Matt Tyrnauer for Architectural Digest.
Mayan-themed architecture in Southern California is typically associated with Frank Lloyd Wright's astonishing 1920s textile-block structures, among them his Hollyhock and Ennis houses, both distinguished Los Angeles landmarks. But in the early '70s, architect Howard Lapham, an admirer of Wright's, created his own impressive take on Mayan Revival style, high on a desert hilltop near Palm Springs. Called Ichpa Mayapan ("exclusive estate"), Lapham's 11,000-square-foot glass-and-stucco fantasia features a hand-carved Mayan calendar in its entrance court, a façade richly embellished with stylized Mesoamerican motifs, and a keystone-shaped pool presided over by a colossal Mayan-inspired stone figure. The property, located within the Thunderbird Heights community in Rancho Mirage, offers commanding views of the improbably emerald valley floor and its many golf courses, as well as of Sunnylands, the former Leonore and Walter Annenberg estate designed in the '60s by A. Quincy Jones at the junction of Frank Sinatra and Bob Hope drives.
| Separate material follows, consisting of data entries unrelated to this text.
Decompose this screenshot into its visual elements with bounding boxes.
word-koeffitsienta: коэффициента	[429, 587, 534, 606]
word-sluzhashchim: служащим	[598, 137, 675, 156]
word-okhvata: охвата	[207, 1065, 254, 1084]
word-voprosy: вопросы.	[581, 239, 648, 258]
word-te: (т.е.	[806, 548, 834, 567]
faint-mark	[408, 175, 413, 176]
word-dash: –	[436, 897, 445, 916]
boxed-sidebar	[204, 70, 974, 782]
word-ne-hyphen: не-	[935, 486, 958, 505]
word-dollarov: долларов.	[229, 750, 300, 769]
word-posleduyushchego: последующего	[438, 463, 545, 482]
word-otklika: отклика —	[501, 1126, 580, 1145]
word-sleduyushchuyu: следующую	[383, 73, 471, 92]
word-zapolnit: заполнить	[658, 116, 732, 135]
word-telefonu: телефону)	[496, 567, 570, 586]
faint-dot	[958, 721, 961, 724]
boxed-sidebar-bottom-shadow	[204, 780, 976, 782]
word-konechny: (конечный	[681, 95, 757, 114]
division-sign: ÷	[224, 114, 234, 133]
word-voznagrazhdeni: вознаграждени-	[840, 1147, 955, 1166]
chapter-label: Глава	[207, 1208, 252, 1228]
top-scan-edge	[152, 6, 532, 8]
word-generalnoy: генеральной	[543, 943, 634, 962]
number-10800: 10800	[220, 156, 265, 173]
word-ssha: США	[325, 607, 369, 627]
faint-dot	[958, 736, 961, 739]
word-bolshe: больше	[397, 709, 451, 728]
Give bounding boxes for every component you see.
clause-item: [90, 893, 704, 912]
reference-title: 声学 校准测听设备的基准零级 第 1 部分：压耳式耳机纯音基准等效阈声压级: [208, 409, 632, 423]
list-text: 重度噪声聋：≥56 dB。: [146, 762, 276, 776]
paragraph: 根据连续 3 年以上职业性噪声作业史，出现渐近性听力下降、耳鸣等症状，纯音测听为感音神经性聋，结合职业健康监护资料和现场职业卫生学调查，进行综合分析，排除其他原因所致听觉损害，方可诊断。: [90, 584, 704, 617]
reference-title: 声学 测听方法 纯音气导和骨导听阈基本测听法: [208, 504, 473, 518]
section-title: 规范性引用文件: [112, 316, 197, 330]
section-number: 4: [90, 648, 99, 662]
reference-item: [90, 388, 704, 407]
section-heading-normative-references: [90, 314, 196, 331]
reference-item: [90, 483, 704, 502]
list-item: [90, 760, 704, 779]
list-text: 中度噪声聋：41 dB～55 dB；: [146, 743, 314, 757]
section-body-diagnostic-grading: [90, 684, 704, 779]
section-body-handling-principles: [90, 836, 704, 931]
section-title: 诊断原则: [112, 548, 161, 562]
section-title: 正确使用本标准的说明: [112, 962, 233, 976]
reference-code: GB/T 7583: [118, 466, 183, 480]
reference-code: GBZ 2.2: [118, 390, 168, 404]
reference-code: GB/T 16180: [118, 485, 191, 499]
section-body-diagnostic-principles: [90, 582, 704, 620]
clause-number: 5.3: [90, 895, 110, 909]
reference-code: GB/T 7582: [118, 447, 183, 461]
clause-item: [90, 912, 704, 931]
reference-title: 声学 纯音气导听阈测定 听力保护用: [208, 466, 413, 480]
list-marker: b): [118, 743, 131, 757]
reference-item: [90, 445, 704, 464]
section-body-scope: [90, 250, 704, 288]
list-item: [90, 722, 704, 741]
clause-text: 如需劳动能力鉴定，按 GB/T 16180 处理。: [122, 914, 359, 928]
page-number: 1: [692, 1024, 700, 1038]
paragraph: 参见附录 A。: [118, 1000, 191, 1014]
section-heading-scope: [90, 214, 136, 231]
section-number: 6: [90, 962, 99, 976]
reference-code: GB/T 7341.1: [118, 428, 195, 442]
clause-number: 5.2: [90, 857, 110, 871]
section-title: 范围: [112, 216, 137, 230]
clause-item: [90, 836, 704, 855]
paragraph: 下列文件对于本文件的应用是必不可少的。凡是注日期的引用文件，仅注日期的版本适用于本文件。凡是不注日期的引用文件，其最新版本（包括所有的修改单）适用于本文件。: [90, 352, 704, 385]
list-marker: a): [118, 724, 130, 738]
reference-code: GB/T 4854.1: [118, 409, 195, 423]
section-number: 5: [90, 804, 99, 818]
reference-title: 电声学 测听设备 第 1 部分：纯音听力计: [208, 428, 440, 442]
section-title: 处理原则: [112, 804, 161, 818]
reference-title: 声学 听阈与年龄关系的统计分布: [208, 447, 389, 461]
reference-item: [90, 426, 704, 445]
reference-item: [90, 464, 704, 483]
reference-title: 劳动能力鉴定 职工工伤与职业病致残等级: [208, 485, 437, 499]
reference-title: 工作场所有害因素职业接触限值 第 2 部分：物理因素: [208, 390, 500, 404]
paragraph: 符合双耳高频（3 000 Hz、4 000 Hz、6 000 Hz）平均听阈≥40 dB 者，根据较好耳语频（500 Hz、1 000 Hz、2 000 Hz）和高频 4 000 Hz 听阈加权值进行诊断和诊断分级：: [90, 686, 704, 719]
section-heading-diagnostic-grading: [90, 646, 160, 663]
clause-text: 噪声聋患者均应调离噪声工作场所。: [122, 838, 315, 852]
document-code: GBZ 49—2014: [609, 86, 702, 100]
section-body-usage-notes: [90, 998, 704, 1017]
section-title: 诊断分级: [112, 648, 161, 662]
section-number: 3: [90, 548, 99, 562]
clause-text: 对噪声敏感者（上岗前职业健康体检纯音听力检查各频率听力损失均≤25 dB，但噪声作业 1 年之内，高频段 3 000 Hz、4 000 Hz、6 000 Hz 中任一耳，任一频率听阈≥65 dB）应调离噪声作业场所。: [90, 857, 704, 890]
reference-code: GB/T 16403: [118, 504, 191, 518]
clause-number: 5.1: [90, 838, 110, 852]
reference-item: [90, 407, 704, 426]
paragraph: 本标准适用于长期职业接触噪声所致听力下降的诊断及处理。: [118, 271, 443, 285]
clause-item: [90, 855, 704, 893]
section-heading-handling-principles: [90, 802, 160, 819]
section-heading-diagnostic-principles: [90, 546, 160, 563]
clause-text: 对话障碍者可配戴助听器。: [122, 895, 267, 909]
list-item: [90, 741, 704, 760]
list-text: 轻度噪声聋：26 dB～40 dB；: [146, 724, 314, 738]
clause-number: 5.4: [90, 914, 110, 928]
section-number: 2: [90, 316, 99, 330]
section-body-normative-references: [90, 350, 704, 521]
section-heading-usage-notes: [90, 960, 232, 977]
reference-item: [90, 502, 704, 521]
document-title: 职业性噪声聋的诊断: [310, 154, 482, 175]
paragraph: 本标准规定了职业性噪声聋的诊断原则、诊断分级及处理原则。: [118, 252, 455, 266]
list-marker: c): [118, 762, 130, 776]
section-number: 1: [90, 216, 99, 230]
A few years ago, when L.A.-based designer Michael S. Smith was working on a new visitors' center for Sunnylands (now a museum and unofficial western Camp David), he found himself captivated by Ichpa Mayapan. "I was constantly looking at this house up on the mountain, the highest-elevation home in Rancho Mirage," says Smith, who notes a kinship between Sunnylands and Ichpa Mayapan in their "clean lines, broad roofs, and green lawns--a great refinement and opulence in the middle of this harsh wilderness."
Ultimately Smith and his partner, James Costos, the U.S. ambassador to Spain and Andorra, decided to buy Ichpa Mayapan as a weekend retreat. Over the past two years they have meticulously restored its exterior, while Smith has thoroughly reimagined the dilapidated interiors based on a "movie in my head," as he puts it. "I became fascinated by the era that the house embodies," he says."It reflects a certain type of Hollywood glamour from the lotus-eating period of the late '60s and early '70s, not the more vaunted and thoroughly enshrined Hollywood of the '50s."
The living room, where Smith and the ambassador often entertain guests, is in many ways the heart of the house. "As I was conceiving the rooms," Smith says, "I kept thinking of Joan Didion's essay 'In Hollywood,' from The White Album, where she describes important homes of the period as being 'filled with white phalaenopsis and cymbidium orchids and needlepoint rugs and the requisite scent of Rigaud candles.' That is the spirit we're channeling."
This being essentially a pavilion-style villa, the indoor spaces flow seamlessly to the outdoors, with numerous openings to the long terrace that spans the back of the house. Broad steps cascade down to the showstopping pool, where the Mayan figure at the far end holds torches, which are lit for added drama in the evenings. It's an undeniably compelling spot. "From here you can't see any other houses," notes Costos. "We're situated perfectly in a notch in the mountain--rolling desert hills to the north, jagged peaks to the south--so it's totally private. Then you have the constant play of light across the Coachella Valley. It's just the right amount of change to keep you peacefully stimulated."